The NFL’s season culminates on Sunday with Super Bowl 50 — no roman numerals this year — which will pit the dominant defense of the Denver Broncos against Cam Newton and the explosive Panthers’ offense. The game could also be the final one for Peyton Manning, the future Hall of Famer who may call it a career win or lose. Here, ten things to know about Sunday’s big game.
1. The Panthers are favored to win.
Carolina went 15-1 during the regular season, and opened at one sports book as a 5.5-point favorite. For what it’s worth, the Panthers are the pick to win based on EA Sports’ simulation of its Madden 16 video game. The simulated game — which Carolina won this year 24-20 thanks to a last-minute, game-winning dive into the end zone by Cam Newton — has correctly predicted the winner in nine of the last 12 Super Bowls.
2. Cam Newton was historically great this season …
Newton’s widely expected to win the MVP after a breakout year in which he led a Panthers offense that averaged 31.3 points per game, tops in the league. His all-around game puts him in elite company: Via USA Today, his 45 total touchdowns this season (combining passing and rushing scores) were the seventh-most in history. How important was he to the Carolina offense? Between his 3,837 passing yards and his 636 yards on the ground, he had a hand in 76.2 percent of the team’s total for the season. That’s the second-most ever among quarterbacks with at least 42 combined touchdowns in a single season.
3. … while Peyton Manning may have had the worst season ever for a Super Bowl quarterback.
Via FiveThirtyEight, Manning had the second-worst season among starting Super Bowl QBs in a stat called adjusted net yards per attempt, which is designed to quantify a quarterback’s contributions using a single number by looking at various metrics, including passing yards, touchdowns thrown, and interceptions thrown. The only Super Bowl starter below Manning was Vince Ferragamo, who started just five games for the 1979 Los Angeles Rams, in an era when passing was less important than it is now.
4. Speaking of Manning, he’ll also be the oldest Super Bowl quarterback ever.
At 39 years and 320 days old, Peyton will be the oldest man ever to start a Super Bowl at quarterback. (John Elway currently has the record, followed by Manning himself, who started for Denver in the Meadowlands Super Bowl in 2014.) Manning, who also battled injuries this season, reportedly has told friends that Sunday’s game will be his last.

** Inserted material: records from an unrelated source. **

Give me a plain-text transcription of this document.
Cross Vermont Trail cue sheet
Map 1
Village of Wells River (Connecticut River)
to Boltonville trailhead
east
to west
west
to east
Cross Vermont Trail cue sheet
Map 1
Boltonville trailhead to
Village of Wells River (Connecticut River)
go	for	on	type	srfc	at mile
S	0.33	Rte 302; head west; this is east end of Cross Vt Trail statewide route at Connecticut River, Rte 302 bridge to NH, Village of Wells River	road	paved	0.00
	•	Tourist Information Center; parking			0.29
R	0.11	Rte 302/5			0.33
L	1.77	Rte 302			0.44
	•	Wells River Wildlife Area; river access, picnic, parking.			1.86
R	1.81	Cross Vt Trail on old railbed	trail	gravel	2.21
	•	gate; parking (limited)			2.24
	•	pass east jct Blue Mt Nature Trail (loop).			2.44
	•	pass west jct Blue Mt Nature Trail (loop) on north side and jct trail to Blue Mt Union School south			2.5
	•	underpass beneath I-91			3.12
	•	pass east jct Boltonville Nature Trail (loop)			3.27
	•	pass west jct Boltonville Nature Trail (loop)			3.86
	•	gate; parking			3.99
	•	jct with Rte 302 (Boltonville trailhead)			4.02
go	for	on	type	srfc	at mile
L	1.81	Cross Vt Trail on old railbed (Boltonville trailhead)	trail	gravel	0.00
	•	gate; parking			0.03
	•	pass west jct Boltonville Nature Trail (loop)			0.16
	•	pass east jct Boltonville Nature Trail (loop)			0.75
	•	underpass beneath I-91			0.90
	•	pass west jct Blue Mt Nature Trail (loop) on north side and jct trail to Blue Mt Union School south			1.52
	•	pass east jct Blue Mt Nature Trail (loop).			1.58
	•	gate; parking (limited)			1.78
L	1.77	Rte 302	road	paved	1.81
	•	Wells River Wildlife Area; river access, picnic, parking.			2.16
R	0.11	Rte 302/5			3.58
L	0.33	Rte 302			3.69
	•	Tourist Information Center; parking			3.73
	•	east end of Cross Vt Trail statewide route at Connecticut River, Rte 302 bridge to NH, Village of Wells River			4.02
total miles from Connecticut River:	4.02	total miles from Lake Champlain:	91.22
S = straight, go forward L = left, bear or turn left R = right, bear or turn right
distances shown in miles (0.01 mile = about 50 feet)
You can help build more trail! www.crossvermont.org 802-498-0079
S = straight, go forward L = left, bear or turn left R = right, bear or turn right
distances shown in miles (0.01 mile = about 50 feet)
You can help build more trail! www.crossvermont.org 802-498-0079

5. Staying in San Francisco could cost you a fortune this week.
Via SFist, one guy tried to rent out his three-bedroom apartment for the weekend for some $10,000 a night. The Fairmont hotel is asking for $1 million for its penthouse suite for the weekend. And one person near the city’s Panhandle neighborhood is asking $900 per night, per person, to crash on air mattresses in an unfurnished living room.
6. As usual, you can wager on just about anything.
Among the prop bets for this year’s game: the number of times the announcers will use the word “dab” or “dabbing” (the over under is set at 2), the color of Beyoncé’s shoes during the halftime show (black is the favorite at 3/2), and whether there will be an earthquake during the game (“yes” has 10/1 odds).
7. Denver’s defense is awesome.
The Broncos made things miserable for Tom Brady in the AFC title game, and they’ve been great all season. The Broncos allowed the fewest yards in the NFL this year, led the league in sacks, and generated pressure on the highest percentage of quarterback dropbacks. They also allowed the fewest yards per rush of any team in the league.
8. There isn’t much history between Manning and Newton.
The two quarterbacks have faced off just once before: a 2012 Broncos rout of Carolina in which Newton was sacked seven times. But November of 2012 was a long time ago: Newton was in just his second pro season, and Manning was still putting up excellent numbers in his first season in Denver.
9. Many San Franciscans aren’t wild about hosting the game …
The actual Super Bowl will be played at the 49ers’ home stadium in Santa Clara. But many tangential events are taking place in San Francisco proper, and it’s caused disruptions for residents. Sculptures promoting the game have been vandalized, and some residents have complained about the money the city is spending as a result of the game. Adding to the tensions: the controversial decision to clear homeless people who’d been located near the sites of Super Bowl–related events.
10. … but outside of San Francisco, there have been fewer controversies than last year.
The lead-up to Super Bowl XLIX was two weeks of stories about Deflategate, Marshawn Lynch’s refusal to answer questions, and a host of other controversies, many of which were quite dumb. But this year hasn’t been as bad, though the report alleging a link between Peyton Manning and HGH remains in the news, and stories about concussions and football continue to hang over the sport. On a less serious note, there’s also the lingering question of exactly which Broncos player told Sports Illustrated after the AFC title game that “I tried to lay on [Tom Brady] a few times. I tried to rub my nuts on his face.” Some have speculated that it was Denver’s Von Miller, but he says it wasn’t him.